Mosque in Cirebon, West Java, Indonesia

At-Taqwa Mosque or At-Taqwa Grand Mosque is a historical mosque in the city of Cirebon, West Java, founded in 1918. Today it is one of the congregational mosques in Cirebon and considered an icon of the city. The mosque also provides Islamic learning as well as public services such as blood donation and a free ambulance.

==History==
The mosque was founded in a village called Kejaksan. Initially, it consisted of two sections: one is used as the mosque called Tajug Agung (the present At-Taqwa Mosque), and the other half is used as an alun-alun (the present Kejaksan Square).

The mosque was initially named Tajug Agung, but due to the aging structure and the rising demand for an increased prayer capacity, R.M. Arhatha, then head of the Cirebon City Council of Religious Affairs, had the idea to renovate Tajug Agung and rename it At-Taqwa Mosque.

The name Tajug Agung roughly corresponds to the "Great Mosque" and as there was already a great mosque located in the Kasepuhan (the present-day Great Mosque of Sang Cipta Rasa), the officials considered two mosques with the name "great mosque" is unjustifiable. In 1951 the reconstruction of the mosque began and it was inaugurated as At-Taqwa in 1963.

==Architecture==
The mosque has characteristics of Javanese Islamic architectural style with a jurai roof and is equipped with four small minarets and the main minaret with the height of 65 meters. The gold color inscription with a two-sentence shahada calligraphy dominates the facade. The inscriptions are made of glass-reinforced cement on top of the original granite from Brazil. The white frame further accentuates the golden color of the gate.
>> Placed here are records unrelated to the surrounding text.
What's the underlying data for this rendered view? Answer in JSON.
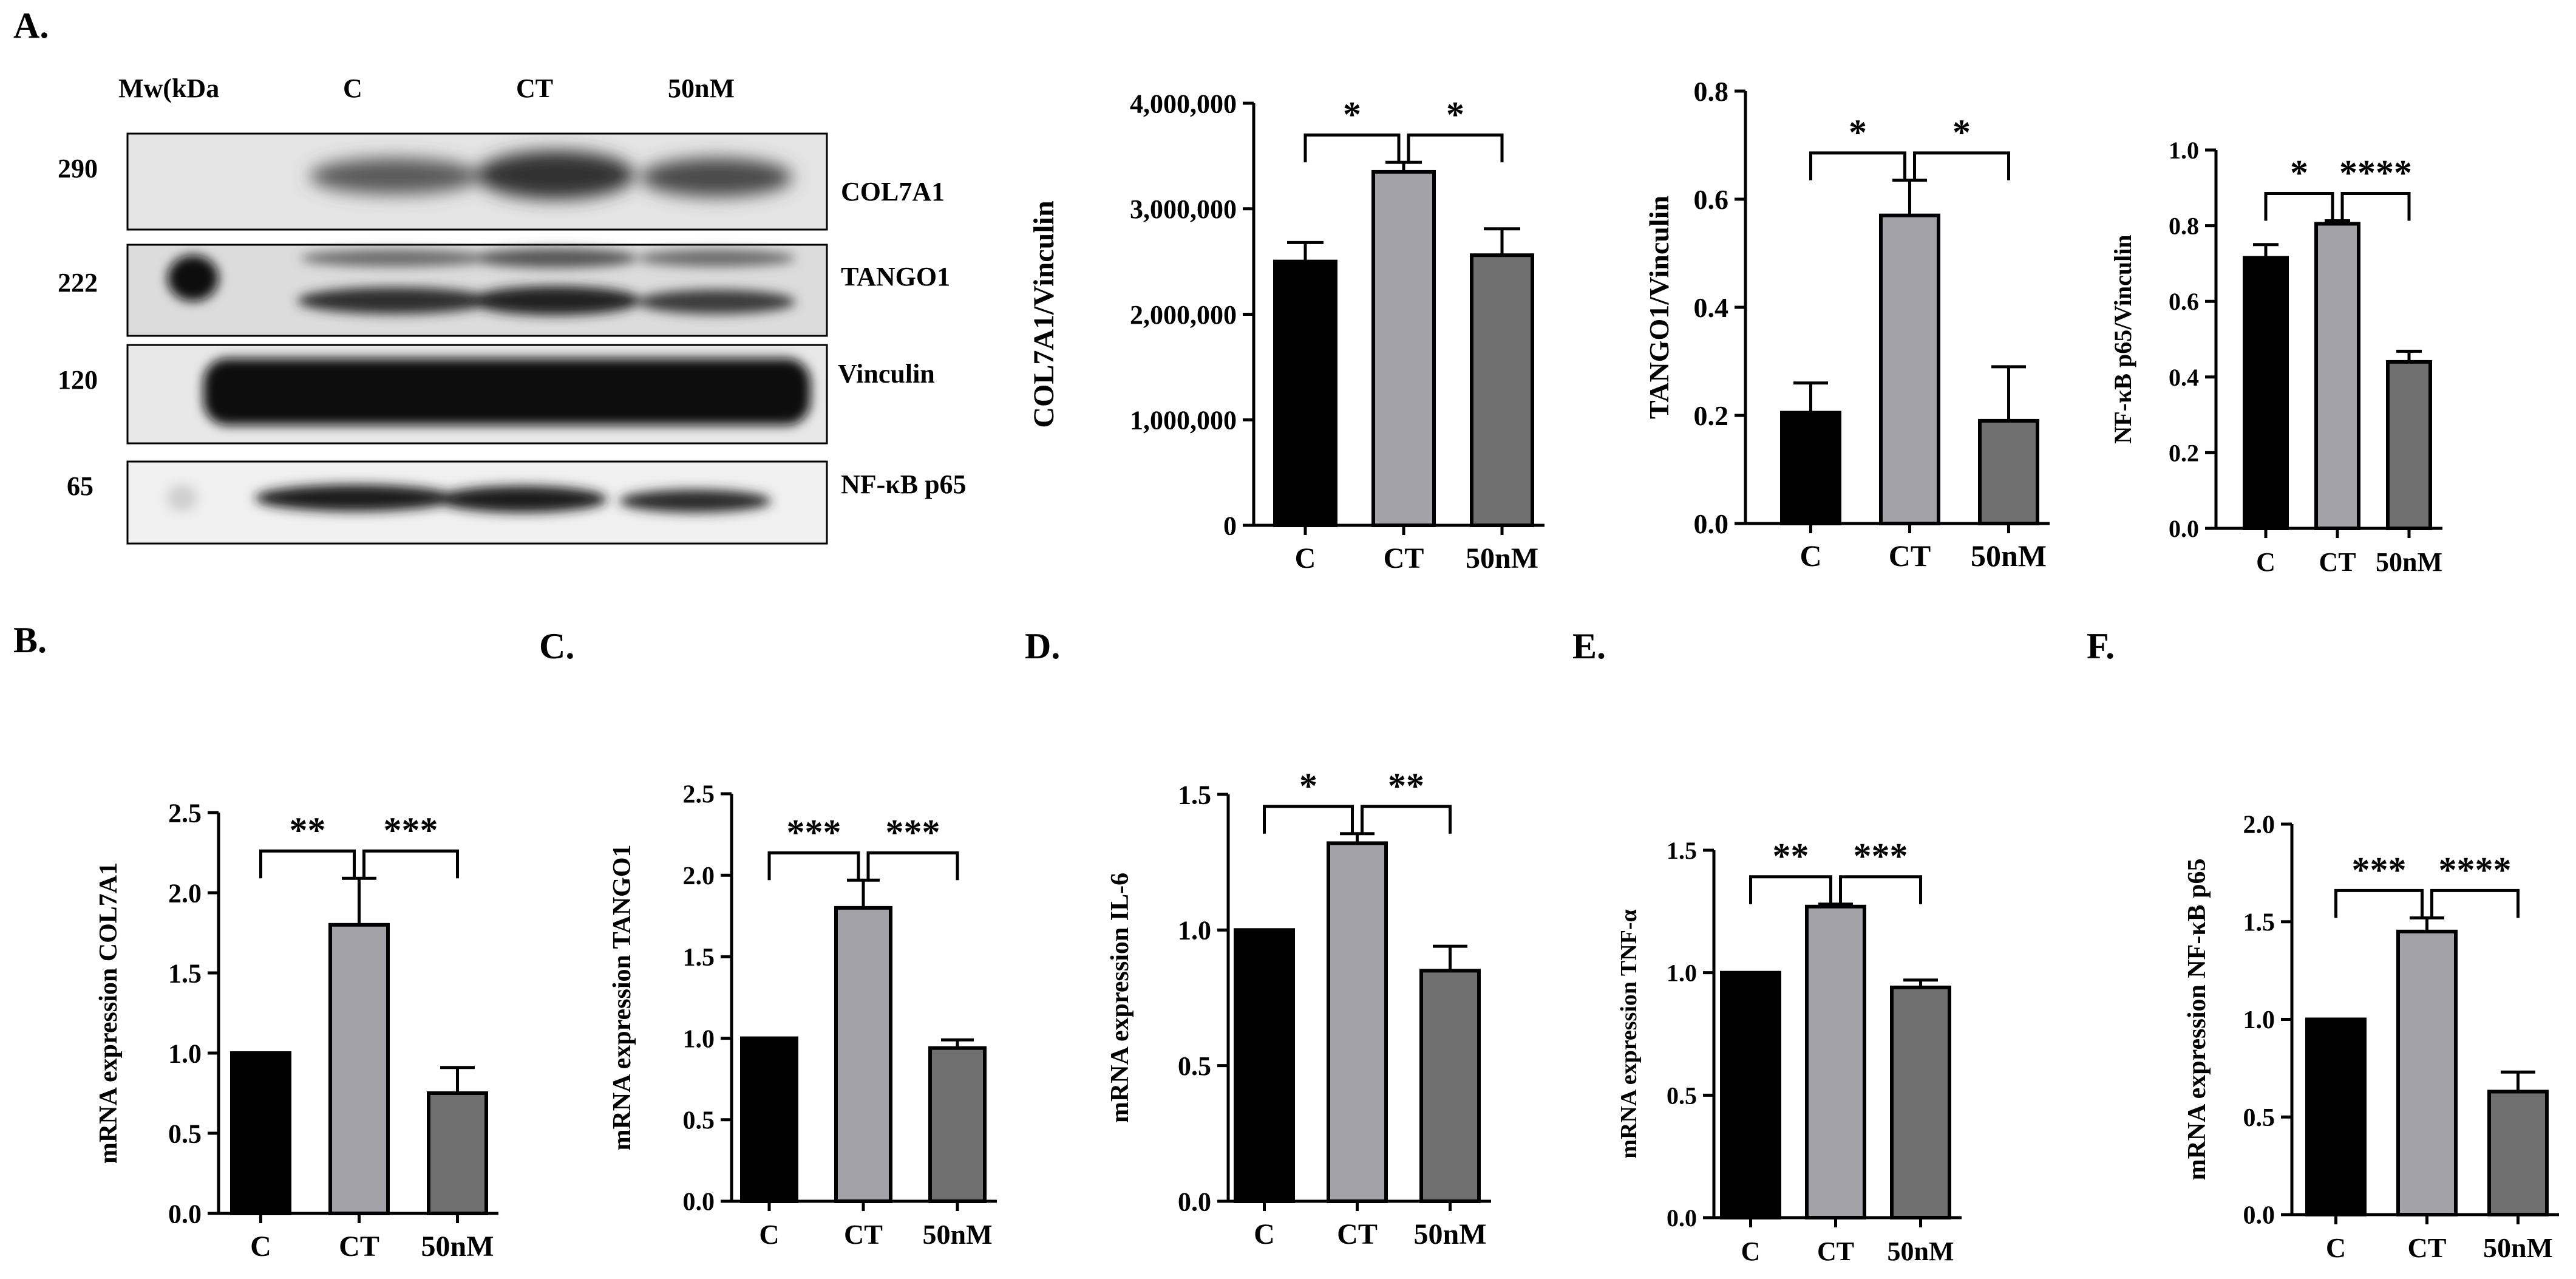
{
  "panel_letters": {
    "a": "A.",
    "b": "B.",
    "c": "C.",
    "d": "D.",
    "e": "E.",
    "f": "F."
  },
  "blot": {
    "header": {
      "mw": "Mw(kDa",
      "lanes": [
        "C",
        "CT",
        "50nM"
      ]
    },
    "rows": [
      {
        "mw": "290",
        "protein": "COL7A1"
      },
      {
        "mw": "222",
        "protein": "TANGO1"
      },
      {
        "mw": "120",
        "protein": "Vinculin"
      },
      {
        "mw": "65",
        "protein": "NF-κB p65"
      }
    ]
  },
  "chart_data": [
    {
      "id": "wb_col7a1",
      "type": "bar",
      "categories": [
        "C",
        "CT",
        "50nM"
      ],
      "values": [
        2500000,
        3350000,
        2560000
      ],
      "errors": [
        180000,
        90000,
        250000
      ],
      "ylabel": "COL7A1/Vinculin",
      "ylim": [
        0,
        4000000
      ],
      "ticks": [
        0,
        1000000,
        2000000,
        3000000,
        4000000
      ],
      "tick_labels": [
        "0",
        "1,000,000",
        "2,000,000",
        "3,000,000",
        "4,000,000"
      ],
      "colors": [
        "#000000",
        "#a2a2a8",
        "#707070"
      ],
      "comparisons": [
        {
          "from": 0,
          "to": 1,
          "label": "*"
        },
        {
          "from": 1,
          "to": 2,
          "label": "*"
        }
      ]
    },
    {
      "id": "wb_tango1",
      "type": "bar",
      "categories": [
        "C",
        "CT",
        "50nM"
      ],
      "values": [
        0.205,
        0.57,
        0.19
      ],
      "errors": [
        0.055,
        0.065,
        0.1
      ],
      "ylabel": "TANGO1/Vinculin",
      "ylim": [
        0,
        0.8
      ],
      "ticks": [
        0,
        0.2,
        0.4,
        0.6,
        0.8
      ],
      "tick_labels": [
        "0.0",
        "0.2",
        "0.4",
        "0.6",
        "0.8"
      ],
      "colors": [
        "#000000",
        "#a2a2a8",
        "#707070"
      ],
      "comparisons": [
        {
          "from": 0,
          "to": 1,
          "label": "*"
        },
        {
          "from": 1,
          "to": 2,
          "label": "*"
        }
      ]
    },
    {
      "id": "wb_nfkb",
      "type": "bar",
      "categories": [
        "C",
        "CT",
        "50nM"
      ],
      "values": [
        0.715,
        0.805,
        0.44
      ],
      "errors": [
        0.035,
        0.008,
        0.028
      ],
      "ylabel": "NF-κB p65/Vinculin",
      "ylim": [
        0,
        1.0
      ],
      "ticks": [
        0,
        0.2,
        0.4,
        0.6,
        0.8,
        1.0
      ],
      "tick_labels": [
        "0.0",
        "0.2",
        "0.4",
        "0.6",
        "0.8",
        "1.0"
      ],
      "colors": [
        "#000000",
        "#a2a2a8",
        "#707070"
      ],
      "comparisons": [
        {
          "from": 0,
          "to": 1,
          "label": "*"
        },
        {
          "from": 1,
          "to": 2,
          "label": "****"
        }
      ]
    },
    {
      "id": "b_col7a1",
      "type": "bar",
      "categories": [
        "C",
        "CT",
        "50nM"
      ],
      "values": [
        1.0,
        1.8,
        0.75
      ],
      "errors": [
        0,
        0.29,
        0.16
      ],
      "ylabel": "mRNA expression COL7A1",
      "ylim": [
        0,
        2.5
      ],
      "ticks": [
        0,
        0.5,
        1.0,
        1.5,
        2.0,
        2.5
      ],
      "tick_labels": [
        "0.0",
        "0.5",
        "1.0",
        "1.5",
        "2.0",
        "2.5"
      ],
      "colors": [
        "#000000",
        "#a2a2a8",
        "#707070"
      ],
      "comparisons": [
        {
          "from": 0,
          "to": 1,
          "label": "**"
        },
        {
          "from": 1,
          "to": 2,
          "label": "***"
        }
      ]
    },
    {
      "id": "c_tango1",
      "type": "bar",
      "categories": [
        "C",
        "CT",
        "50nM"
      ],
      "values": [
        1.0,
        1.8,
        0.94
      ],
      "errors": [
        0,
        0.17,
        0.05
      ],
      "ylabel": "mRNA expression TANGO1",
      "ylim": [
        0,
        2.5
      ],
      "ticks": [
        0,
        0.5,
        1.0,
        1.5,
        2.0,
        2.5
      ],
      "tick_labels": [
        "0.0",
        "0.5",
        "1.0",
        "1.5",
        "2.0",
        "2.5"
      ],
      "colors": [
        "#000000",
        "#a2a2a8",
        "#707070"
      ],
      "comparisons": [
        {
          "from": 0,
          "to": 1,
          "label": "***"
        },
        {
          "from": 1,
          "to": 2,
          "label": "***"
        }
      ]
    },
    {
      "id": "d_il6",
      "type": "bar",
      "categories": [
        "C",
        "CT",
        "50nM"
      ],
      "values": [
        1.0,
        1.32,
        0.85
      ],
      "errors": [
        0,
        0.035,
        0.09
      ],
      "ylabel": "mRNA expression IL-6",
      "ylim": [
        0,
        1.5
      ],
      "ticks": [
        0,
        0.5,
        1.0,
        1.5
      ],
      "tick_labels": [
        "0.0",
        "0.5",
        "1.0",
        "1.5"
      ],
      "colors": [
        "#000000",
        "#a2a2a8",
        "#707070"
      ],
      "comparisons": [
        {
          "from": 0,
          "to": 1,
          "label": "*"
        },
        {
          "from": 1,
          "to": 2,
          "label": "**"
        }
      ]
    },
    {
      "id": "e_tnfa",
      "type": "bar",
      "categories": [
        "C",
        "CT",
        "50nM"
      ],
      "values": [
        1.0,
        1.27,
        0.94
      ],
      "errors": [
        0,
        0.01,
        0.03
      ],
      "ylabel": "mRNA expression TNF-α",
      "ylim": [
        0,
        1.5
      ],
      "ticks": [
        0,
        0.5,
        1.0,
        1.5
      ],
      "tick_labels": [
        "0.0",
        "0.5",
        "1.0",
        "1.5"
      ],
      "colors": [
        "#000000",
        "#a2a2a8",
        "#707070"
      ],
      "comparisons": [
        {
          "from": 0,
          "to": 1,
          "label": "**"
        },
        {
          "from": 1,
          "to": 2,
          "label": "***"
        }
      ]
    },
    {
      "id": "f_nfkb",
      "type": "bar",
      "categories": [
        "C",
        "CT",
        "50nM"
      ],
      "values": [
        1.0,
        1.45,
        0.63
      ],
      "errors": [
        0,
        0.07,
        0.1
      ],
      "ylabel": "mRNA expression NF-κB p65",
      "ylim": [
        0,
        2.0
      ],
      "ticks": [
        0,
        0.5,
        1.0,
        1.5,
        2.0
      ],
      "tick_labels": [
        "0.0",
        "0.5",
        "1.0",
        "1.5",
        "2.0"
      ],
      "colors": [
        "#000000",
        "#a2a2a8",
        "#707070"
      ],
      "comparisons": [
        {
          "from": 0,
          "to": 1,
          "label": "***"
        },
        {
          "from": 1,
          "to": 2,
          "label": "****"
        }
      ]
    }
  ]
}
The six pillars of the garden lamp decorate the entrance to the gate. The entire floor and walls of the mosque use granite, as well as the pillars in the mosque. The columns are decorated with Islamic architectural ornaments. Unlike other buildings, the walls are not equipped with glass-covered windows. The large windows are left open to let the air flow smoothly in and out of the mosque. Shade is provided outside the mosque by planting 10 date palms in the side yard which is close to the street, complemented by the two fountains on both sides.